This would all be fine and good if Level3 didn't make money from selling bandwidth. Comcast doesn't have to buy a connection from Level3; Level3 will give Comcast a link for free because they know they can turn around and charge their own customers for access to it. Comcast is really just cutting out the middleman here; and that scares Level3.
They could only cut out the middle man if they built their own global network; they don't have any fiber running to Europe or Asia or elsewhere. If there were no middle man, Comcast customers could only reach other Comcast customers.
But they are cutting out the middleman with respect to large traffic sources. Netflix won't be the only one to pay for an interconnect; AWS, Google and Facebook will likely follow suit shortly. Take that business away from the transit providers and it hurts.
But they cant cut out the middleman. Comcast doesnt have a direct connection to netflix or anywhere else on the internet.
I think Level 3 should straight up shut off their peering agreement with comcast and watch how all the last mile customers blame comcast for the issue, until such time as comcast stops playing games.
That assumes they blame Comcast. Maybe they blame Netflix for not working.
If you get to set the narrative such that one side or the other as the only ones who gain from the interconnection, this becomes trivial, but the hard facts are that both sides want the interconnection, but to try as hard to pretend that the other side is the more desperate one in the deal.
> All of their customers will still have to go through middlemen.
Not if they're watching Netflix. As I read the deal, Comcast and Netflix will be directly connected, so if you're a Comcast customer watching Netflix, your packets only traverse Comcast's and Netflix's networks; no third parties are involved.

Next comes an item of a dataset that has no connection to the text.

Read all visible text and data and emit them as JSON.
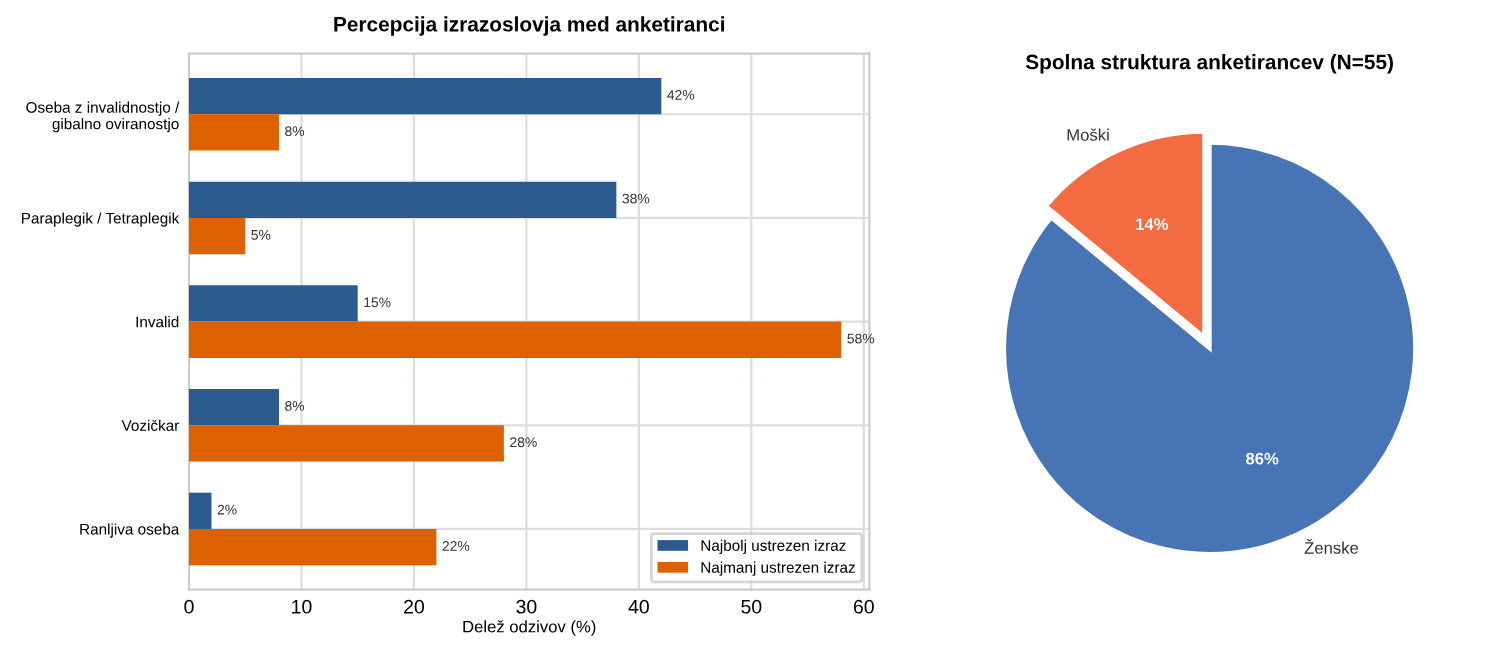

But the Internet doesn't work that way: if Level3 shut off their peering with Comcast, Level3's customers would just find another transit provider and route around L3 because those companies are still in business to make money. They don't care about squabbles between Comcast and L3; they just want their monetized traffic to get delivered. The last-mile customers probably wouldn't even notice; but Level3's customers would likely be forced to pay more for transit from another company. But they would still pay.